By Liana Buchanan
Four years ago this week, the nation was struck by shock and grief as news emerged that 11-year-old Luke Batty had been killed by his father. Luke was certainly not the first child to be killed as a result of family violence but his tragic murder at a public sporting event stopped us in our tracks.
Luke’s death, and the immediate, powerful and sustained advocacy of his remarkable mother Rosie, lit the fuse of decades of effort by survivors and advocates. It triggered an unprecedented and long overdue focus on family violence.
Four years on, Victoria has had Australia’s only Royal Commission into Family Violence. We have seen major investment from the Victorian Government and a massive flurry of activity to reform policy, services and the law. We have seen a change in media reporting, a new community conversation and understanding about the scourge of family violence.
Yet although it was the death of a child that prompted this unprecedented focus on family violence, children have been largely absent from the community conversation. In finally recognising the experiences and needs of those affected by family violence we still, often, overlook children.
The report from Victoria’s Royal Commission into Family Violence was clear. Children suffer significant short and long-term effects from family violence, whether they are directly targeted by the perpetrator or not. Family violence can interrupt children’s development, compromise their education, erode their physical and mental health, and damage their identity and self-esteem. Many victim survivors carry the burden of childhood violence into adulthood.
The report contradicted myths about children as ‘witnesses’ or ‘secondary victims’ of family violence. It also refuted a long-held assumption embedded within our service system that addressing the needs of a mother is, in itself, sufficient to address the risks to her children or support their recovery.
The Royal Commission recommended major reforms that would see children appropriately recognised as victims in their own right, with access to properly-funded specialist services that reflect their age, maturity, needs and circumstances. It recommended dramatic improvements in how the service system prevents, detects and responds to family violence experienced by children and young people, in light of the significant and lifelong consequences that can flow from it.
As Victoria’s Commissioner for Children and Young People I review the death of every child who dies after being involved with child protection. These children often die in private. Media coverage of their deaths is fleeting; you’re unlikely to know their names. While many of these children die of illness or through tragic accidents, some die as a direct result of family violence. Many more die after years of living in family violence, often with other forms of trauma. The process of piecing together these children’s lives and examining the missed opportunities to help them can be devastating.
In 2016 we tabled a report, Neither Seen Nor Heard, discussing the themes we see for children affected by family violence. We found services involved with these children grossly underestimated the risk of family violence or the impact of living in family violence on each child. Children were seldom engaged about what they felt or feared. Mothers were held to account for keeping their children safe, without being offered support, in situations where they were struggling to keep themselves safe. Suspicions that children were victims of sexual abuse as well as family violence resulted in limited or no investigation or counselling. Overall, we saw children and their families receive no meaningful intervention to interrupt these children’s experience of violence and trauma. In 2018, I continue to see these themes.
Many of the reforms currently in train should assist: policies for child protection workers to better respond to family violence; the new support and safety hubs that will bring together family violence and child protection expertise; new investment in accommodation and support for families escaping violence. The Victorian Government has commenced an impressive effort, unparalleled in the country, to genuinely transform the way we respond to family violence.
But if we are going to see genuine change for all victims of family violence – including children – we need to see children differently. We need to view them as individuals with separate needs who deserve well informed, coordinated responses from service providers. We need to recognise that they have rights, including the right to be heard. We need to understand the profound damage we do when we minimise or overlook the impact of childhood violence or abuse.
We need to stop thinking only of adults when we describe victims of family violence.
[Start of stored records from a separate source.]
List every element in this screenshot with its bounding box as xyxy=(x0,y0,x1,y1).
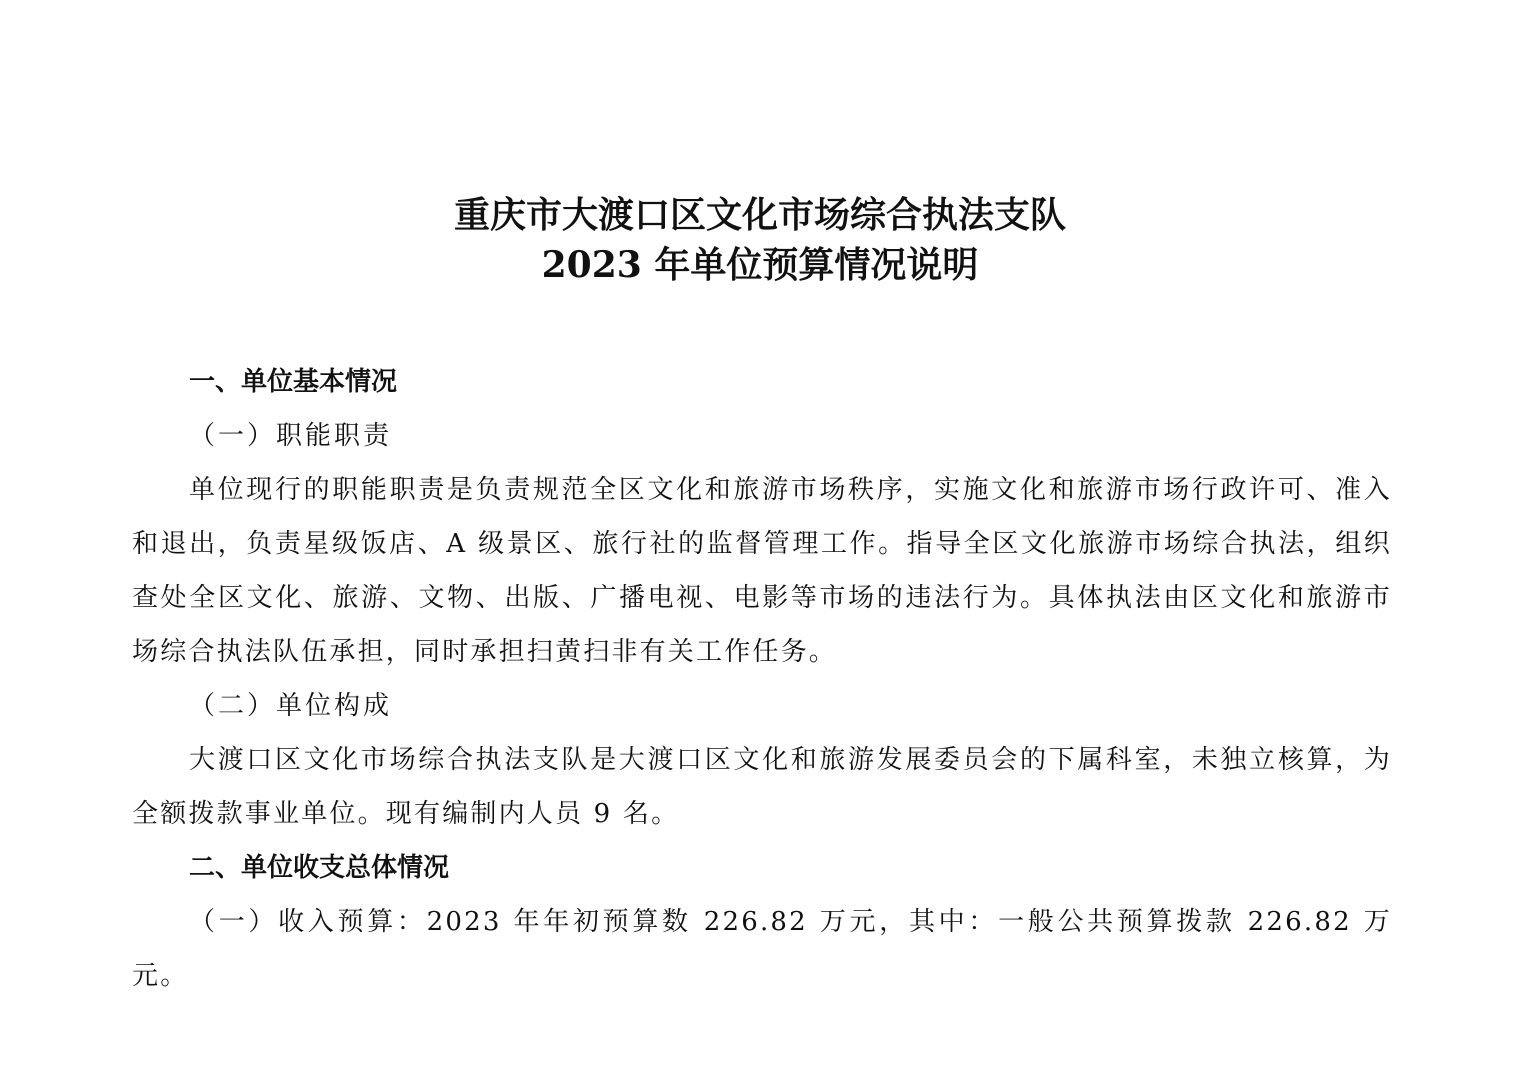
section-1-sub-2-paragraph: 大渡口区文化市场综合执法支队是大渡口区文化和旅游发展委员会的下属科室，未独立核算，为全额拨款事业单位。现有编制内人员 9 名。 xyxy=(132,745,1392,829)
title-line-2: 2023 年单位预算情况说明 xyxy=(541,244,979,286)
document-body xyxy=(132,355,1392,1003)
section-2-sub-1-paragraph: （一）收入预算：2023 年年初预算数 226.82 万元，其中：一般公共预算拨款 226.82 万元。 xyxy=(132,907,1392,991)
section-1-sub-1-heading: （一）职能职责 xyxy=(189,421,393,451)
document-title xyxy=(0,190,1520,290)
section-1-heading: 一、单位基本情况 xyxy=(189,367,398,397)
section-2-heading: 二、单位收支总体情况 xyxy=(189,853,450,883)
section-1-sub-2-heading: （二）单位构成 xyxy=(189,691,393,721)
title-line-1: 重庆市大渡口区文化市场综合执法支队 xyxy=(453,194,1066,236)
section-1-sub-1-paragraph: 单位现行的职能职责是负责规范全区文化和旅游市场秩序，实施文化和旅游市场行政许可、准入和退出，负责星级饭店、A 级景区、旅行社的监督管理工作。指导全区文化旅游市场综合执法，组织查处全区文化、旅游、文物、出版、广播电视、电影等市场的违法行为。具体执法由区文化和旅游市场综合执法队伍承担，同时承担扫黄扫非有关工作任务。 xyxy=(132,475,1392,667)
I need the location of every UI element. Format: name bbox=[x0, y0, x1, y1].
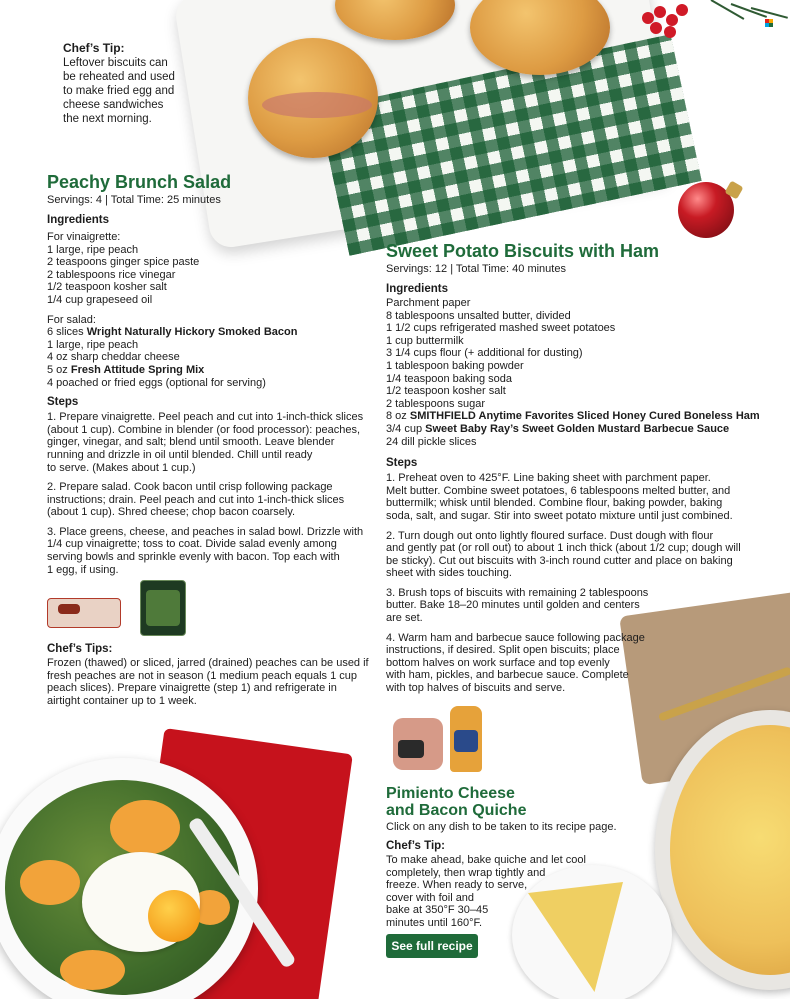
tip-line: cover with foil and bbox=[386, 891, 475, 904]
step-line: butter. Bake 18–20 minutes until golden and centers bbox=[386, 599, 640, 612]
ingredient-item: 1 large, ripe peach bbox=[47, 338, 139, 351]
tip-line: the next morning. bbox=[63, 113, 152, 125]
tip-line: Leftover biscuits can bbox=[63, 57, 168, 69]
sauce-amount: 3/4 cup bbox=[386, 422, 426, 435]
biscuits-step-2 bbox=[386, 530, 781, 580]
smithfield-ham-label bbox=[398, 740, 424, 758]
ingredient-item: 4 oz sharp cheddar cheese bbox=[47, 351, 180, 364]
tip-line: cheese sandwiches bbox=[63, 99, 164, 111]
quiche-title-line: and Bacon Quiche bbox=[386, 802, 527, 819]
biscuits-ingredients-heading: Ingredients bbox=[386, 283, 448, 295]
step-line: 2. Turn dough out onto lightly floured surface. Dust dough with flour bbox=[386, 529, 714, 542]
bacon-amount: 6 slices bbox=[47, 326, 87, 339]
step-line: with ham, pickles, and barbecue sauce. Complete bbox=[386, 669, 629, 682]
ingredient-item: 1/4 teaspoon baking soda bbox=[386, 372, 512, 385]
salad-label: For salad: bbox=[47, 313, 96, 326]
ingredient-item-sauce bbox=[386, 423, 781, 436]
tip-line: To make ahead, bake quiche and let cool bbox=[386, 854, 586, 866]
chefs-tip-leftover bbox=[63, 41, 203, 126]
ingredient-item: 24 dill pickle slices bbox=[386, 435, 477, 448]
ingredient-item: 2 teaspoons ginger spice paste bbox=[47, 256, 200, 269]
see-full-recipe-button[interactable]: See full recipe bbox=[386, 934, 478, 958]
spring-mix-greens bbox=[146, 590, 180, 626]
brand-logo bbox=[765, 19, 773, 27]
chefs-tip-heading: Chef’s Tip: bbox=[63, 41, 125, 55]
step-line: be sticky). Cut out biscuits with 3-inch round cutter and place on baking bbox=[386, 554, 733, 567]
vinaigrette-label: For vinaigrette: bbox=[47, 231, 121, 243]
step-line: running and drizzle in oil until blended. Chill until ready bbox=[47, 448, 313, 461]
bacon-brand-link[interactable]: Wright Naturally Hickory Smoked Bacon bbox=[86, 326, 298, 339]
step-line: sheet with sides touching. bbox=[386, 567, 512, 580]
step-line: and gently pat (or roll out) to about 1 inch thick (about 1/2 cup; dough will bbox=[386, 542, 741, 555]
step-line: ginger, vinegar, and salt; blend until smooth. Leave blender bbox=[47, 436, 335, 449]
ingredient-item: 1 tablespoon baking powder bbox=[386, 359, 524, 372]
biscuits-meta: Servings: 12 | Total Time: 40 minutes bbox=[386, 263, 566, 275]
quiche-title[interactable] bbox=[386, 785, 626, 819]
egg-yolk bbox=[148, 890, 200, 942]
step-line: 1 egg, if using. bbox=[47, 563, 119, 576]
bacon-package-image bbox=[47, 598, 121, 628]
ingredient-item: Parchment paper bbox=[386, 297, 471, 309]
quiche-tip-text bbox=[386, 854, 626, 930]
step-line: (about 1 cup). Shred cheese; chop bacon coarsely. bbox=[47, 506, 296, 519]
ingredient-item: 2 tablespoons sugar bbox=[386, 397, 486, 410]
salad-step-3 bbox=[47, 526, 377, 576]
salad-steps-heading: Steps bbox=[47, 396, 79, 409]
step-line: bottom halves on work surface and top evenly bbox=[386, 656, 610, 669]
step-line: 2. Prepare salad. Cook bacon until crisp following package bbox=[47, 481, 333, 494]
mix-amount: 5 oz bbox=[47, 363, 71, 376]
biscuits-steps-heading: Steps bbox=[386, 457, 418, 470]
tip-line: completely, then wrap tightly and bbox=[386, 866, 546, 879]
salad-tips-text bbox=[47, 657, 377, 707]
tip-line: Frozen (thawed) or sliced, jarred (drained) peaches can be used if bbox=[47, 657, 369, 669]
ingredient-item: 1/4 cup grapeseed oil bbox=[47, 293, 153, 306]
tip-line: airtight container up to 1 week. bbox=[47, 694, 197, 707]
salad-chefs-tips bbox=[47, 643, 377, 707]
salad-meta: Servings: 4 | Total Time: 25 minutes bbox=[47, 194, 221, 206]
step-line: 1. Prepare vinaigrette. Peel peach and cut into 1-inch-thick slices bbox=[47, 411, 364, 424]
salad-ingredients-heading: Ingredients bbox=[47, 214, 109, 226]
ham-amount: 8 oz bbox=[386, 410, 410, 423]
tip-line: bake at 350°F 30–45 bbox=[386, 904, 489, 917]
step-line: 3. Place greens, cheese, and peaches in salad bowl. Drizzle with bbox=[47, 525, 364, 538]
step-line: Melt butter. Combine sweet potatoes, 6 tablespoons melted butter, and bbox=[386, 484, 731, 497]
ingredient-item: 8 tablespoons unsalted butter, divided bbox=[386, 309, 571, 322]
step-line: (about 1 cup). Combine in blender (or food processor): peaches, bbox=[47, 423, 361, 436]
biscuits-step-1 bbox=[386, 472, 781, 522]
ingredient-item: 1 large, ripe peach bbox=[47, 243, 139, 256]
sauce-brand-link[interactable]: Sweet Baby Ray’s Sweet Golden Mustard Barbecue Sauce bbox=[425, 422, 730, 435]
step-line: soda, salt, and sugar. Stir into sweet potato mixture until just combined. bbox=[386, 509, 733, 522]
bacon-package-label bbox=[58, 604, 80, 614]
ingredient-item: 1/2 teaspoon kosher salt bbox=[386, 385, 506, 398]
biscuits-ingredients-list bbox=[386, 297, 781, 448]
quiche-tip-heading: Chef’s Tip: bbox=[386, 840, 445, 852]
biscuits-step-3 bbox=[386, 587, 781, 625]
ingredient-item-ham bbox=[386, 410, 781, 423]
ingredient-item: 4 poached or fried eggs (optional for serving) bbox=[47, 376, 266, 389]
salad-step-2 bbox=[47, 481, 377, 519]
step-line: to serve. (Makes about 1 cup.) bbox=[47, 461, 196, 474]
step-line: 3. Brush tops of biscuits with remaining 2 tablespoons bbox=[386, 586, 649, 599]
chefs-tip-text bbox=[63, 56, 203, 126]
tip-line: minutes until 160°F. bbox=[386, 916, 483, 929]
tip-line: peach slices). Prepare vinaigrette (step 1) and refrigerate in bbox=[47, 682, 337, 695]
quiche-recipe bbox=[386, 785, 626, 930]
ham-slice bbox=[262, 92, 372, 118]
step-line: 4. Warm ham and barbecue sauce following package bbox=[386, 631, 645, 644]
ingredient-item: 1 1/2 cups refrigerated mashed sweet potatoes bbox=[386, 322, 616, 335]
step-line: 1/4 cup vinaigrette; toss to coat. Divide salad evenly among bbox=[47, 538, 337, 551]
ingredient-item-mix bbox=[47, 364, 377, 377]
salad-title[interactable]: Peachy Brunch Salad bbox=[47, 172, 232, 192]
salad-step-1 bbox=[47, 411, 377, 474]
barbecue-sauce-label bbox=[454, 730, 478, 752]
ingredient-item: 1 cup buttermilk bbox=[386, 334, 464, 347]
ham-brand-link[interactable]: SMITHFIELD Anytime Favorites Sliced Honey Cured Boneless Ham bbox=[409, 410, 760, 423]
step-line: instructions, if desired. Split open biscuits; place bbox=[386, 644, 620, 657]
step-line: 1. Preheat oven to 425°F. Line baking sheet with parchment paper. bbox=[386, 472, 711, 485]
salad-tips-heading: Chef’s Tips: bbox=[47, 643, 113, 655]
biscuits-step-4 bbox=[386, 632, 781, 695]
biscuits-recipe bbox=[386, 241, 781, 695]
tip-line: fresh peaches are not in season (1 medium peach equals 1 cup bbox=[47, 669, 358, 682]
tip-line: be reheated and used bbox=[63, 71, 175, 83]
holly-berries bbox=[638, 2, 698, 42]
salad-recipe bbox=[47, 172, 377, 576]
ingredient-item-bacon bbox=[47, 326, 377, 339]
step-line: serving bowls and sprinkle evenly with bacon. Top each with bbox=[47, 551, 340, 564]
step-line: instructions; drain. Peel peach and cut into 1-inch-thick slices bbox=[47, 493, 345, 506]
biscuits-title[interactable]: Sweet Potato Biscuits with Ham bbox=[386, 241, 660, 261]
step-line: are set. bbox=[386, 612, 423, 625]
ingredient-item: 2 tablespoons rice vinegar bbox=[47, 268, 176, 281]
step-line: buttermilk; whisk until blended. Combine flour, baking powder, baking bbox=[386, 497, 723, 510]
tip-line: freeze. When ready to serve, bbox=[386, 879, 528, 892]
tip-line: to make fried egg and bbox=[63, 85, 175, 97]
ingredient-item: 3 1/4 cups flour (+ additional for dusting) bbox=[386, 347, 583, 360]
ingredient-item: 1/2 teaspoon kosher salt bbox=[47, 281, 167, 294]
spring-mix-brand-link[interactable]: Fresh Attitude Spring Mix bbox=[70, 363, 205, 376]
quiche-title-line: Pimiento Cheese bbox=[386, 785, 515, 802]
step-line: with top halves of biscuits and serve. bbox=[386, 682, 566, 695]
quiche-subtitle: Click on any dish to be taken to its recipe page. bbox=[386, 821, 617, 833]
salad-items-list bbox=[47, 314, 377, 390]
salad-vinaigrette-list bbox=[47, 231, 377, 307]
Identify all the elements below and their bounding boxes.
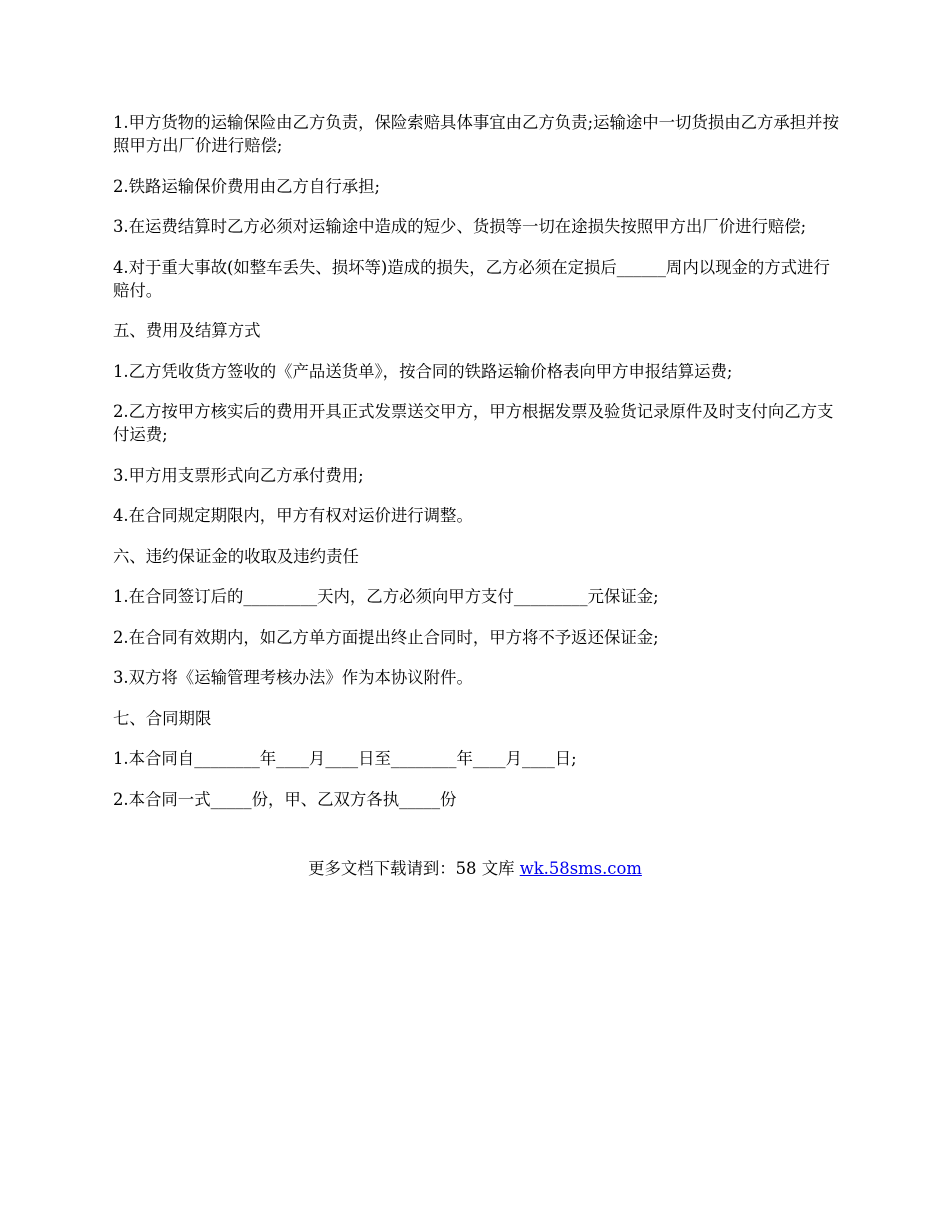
clause-5-4: 4.在合同规定期限内，甲方有权对运价进行调整。 (113, 506, 473, 525)
clause-5-3: 3.甲方用支票形式向乙方承付费用; (113, 465, 364, 485)
clause-6-3: 3.双方将《运输管理考核办法》作为本协议附件。 (113, 668, 473, 687)
clause-5-1: 1.乙方凭收货方签收的《产品送货单》，按合同的铁路运输价格表向甲方申报结算运费; (113, 361, 733, 381)
clause-4-2: 2.铁路运输保价费用由乙方自行承担; (113, 176, 381, 196)
clause-6-1: 1.在合同签订后的_________天内，乙方必须向甲方支付_________元保证金; (113, 587, 659, 606)
section-heading-5: 五、费用及结算方式 (113, 321, 261, 340)
clause-4-1: 1.甲方货物的运输保险由乙方负责，保险索赔具体事宜由乙方负责;运输途中一切货损由乙方承担并按照甲方出厂价进行赔偿; (113, 113, 839, 155)
section-heading-6: 六、违约保证金的收取及违约责任 (113, 546, 359, 566)
clause-4-4: 4.对于重大事故(如整车丢失、损坏等)造成的损失，乙方必须在定损后______周内以现金的方式进行赔付。 (113, 257, 830, 300)
section-heading-7: 七、合同期限 (113, 708, 212, 728)
clause-6-2: 2.在合同有效期内，如乙方单方面提出终止合同时，甲方将不予返还保证金; (113, 627, 659, 647)
clause-4-3: 3.在运费结算时乙方必须对运输途中造成的短少、货损等一切在途损失按照甲方出厂价进行赔偿; (113, 217, 807, 236)
footer-prefix-text: 更多文档下载请到：58 文库 (308, 859, 520, 878)
footer-site-link[interactable]: wk.58sms.com (519, 859, 642, 878)
clause-5-2: 2.乙方按甲方核实后的费用开具正式发票送交甲方，甲方根据发票及验货记录原件及时支付向乙方支付运费; (113, 402, 834, 444)
document-body (113, 111, 843, 828)
clause-7-1: 1.本合同自________年____月____日至________年____月____日; (113, 749, 577, 768)
download-footer (0, 857, 950, 880)
clause-7-2: 2.本合同一式_____份，甲、乙双方各执_____份 (113, 789, 457, 809)
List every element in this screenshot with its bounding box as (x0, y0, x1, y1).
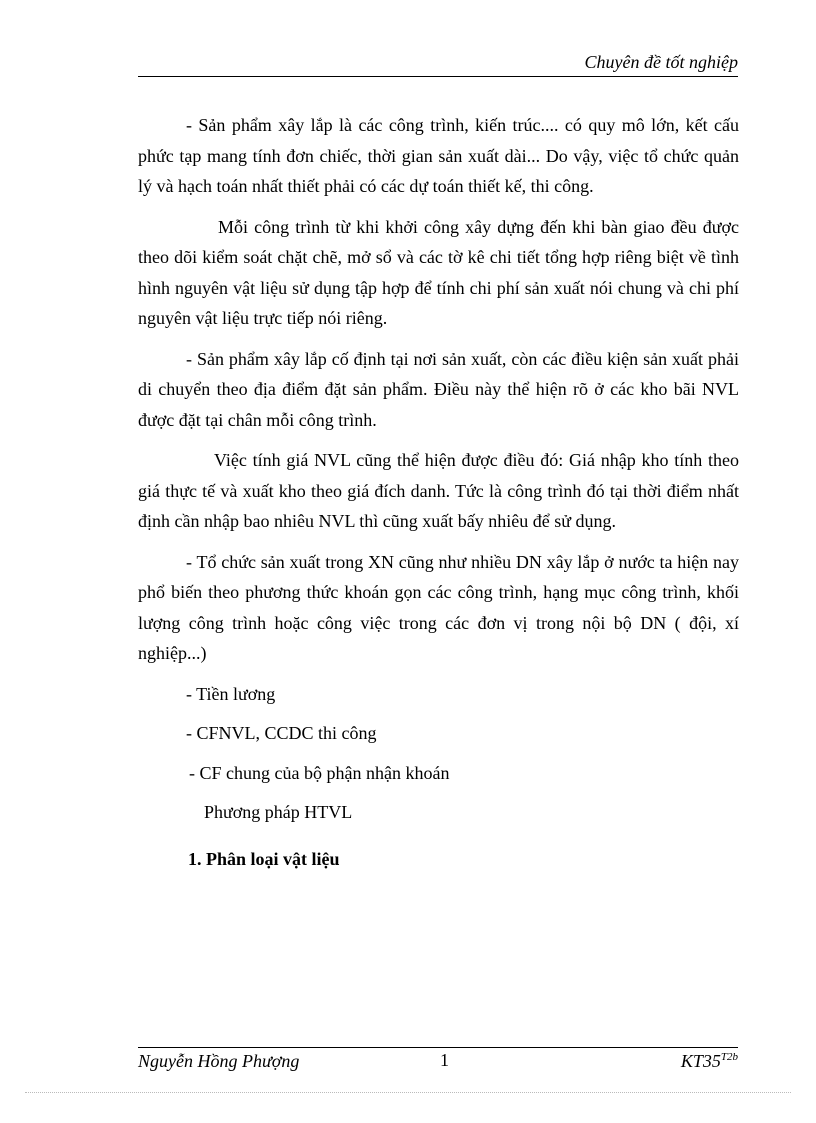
list-item: - Tiền lương (186, 683, 276, 704)
footer-code-text: KT35 (680, 1051, 721, 1071)
footer-code (681, 1051, 738, 1072)
list-item: - CFNVL, CCDC thi công (186, 723, 377, 743)
paragraph: Mỗi công trình từ khi khởi công xây dựng đến khi bàn giao đều được theo dõi kiểm soát chặt chẽ, mở sổ và các tờ kê chi tiết tổng hợp riêng biệt về tình hình nguyên vật liệu sử dụng tập hợp để tính chi phí sản xuất nói chung và chi phí nguyên vật liệu trực tiếp nói riêng. (138, 216, 739, 328)
page-number: 1 (440, 1050, 449, 1070)
page-footer (138, 1047, 738, 1071)
paragraph: Việc tính giá NVL cũng thể hiện được điều đó: Giá nhập kho tính theo giá thực tế và xuất kho theo giá đích danh. Tức là công trình đó tại thời điểm nhất định cần nhập bao nhiêu NVL thì cũng xuất bấy nhiêu để sử dụng. (138, 450, 739, 531)
paragraph: - Tổ chức sản xuất trong XN cũng như nhiều DN xây lắp ở nước ta hiện nay phổ biến theo phương thức khoán gọn các công trình, hạng mục công trình, khối lượng công trình hoặc công việc trong các đơn vị trong nội bộ DN ( đội, xí nghiệp...) (138, 551, 739, 663)
paragraph: - Sản phẩm xây lắp là các công trình, kiến trúc.... có quy mô lớn, kết cấu phức tạp mang tính đơn chiếc, thời gian sản xuất dài... Do vậy, việc tổ chức quản lý và hạch toán nhất thiết phải có các dự toán thiết kế, thi công. (138, 115, 739, 196)
footer-author: Nguyễn Hồng Phượng (138, 1051, 300, 1071)
paragraph: - Sản phẩm xây lắp cố định tại nơi sản xuất, còn các điều kiện sản xuất phải di chuyển theo địa điểm đặt sản phẩm. Điều này thể hiện rõ ở các kho bãi NVL được đặt tại chân mỗi công trình. (138, 348, 739, 430)
list-item: - CF chung của bộ phận nhận khoán (189, 762, 450, 783)
method-label: Phương pháp HTVL (204, 802, 353, 822)
header-title: Chuyên đề tốt nghiệp (584, 52, 738, 72)
footer-code-superscript: T2b (720, 1051, 738, 1063)
page-edge-divider (25, 1092, 791, 1093)
document-body (138, 110, 739, 874)
section-heading: 1. Phân loại vật liệu (188, 848, 340, 869)
page-header (138, 50, 738, 77)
We need to provide transparency about what funding is dedicated to improve service responses to children affected by family violence. We need child protection to back up new policies with effective workforce training. We need children’s and child protection services to work together with family violence services, providing an integrated and effective response to women and children.
It has taken decades of struggle to have women’s experiences of family violence finally acknowledged and recognised. As I think of Luke Batty and the many other children whose lives have been cut short or harmed through family violence, I sincerely hope we do not take as long when it comes to children.
This article first appeared in the Herald Sun, 16 February 2018.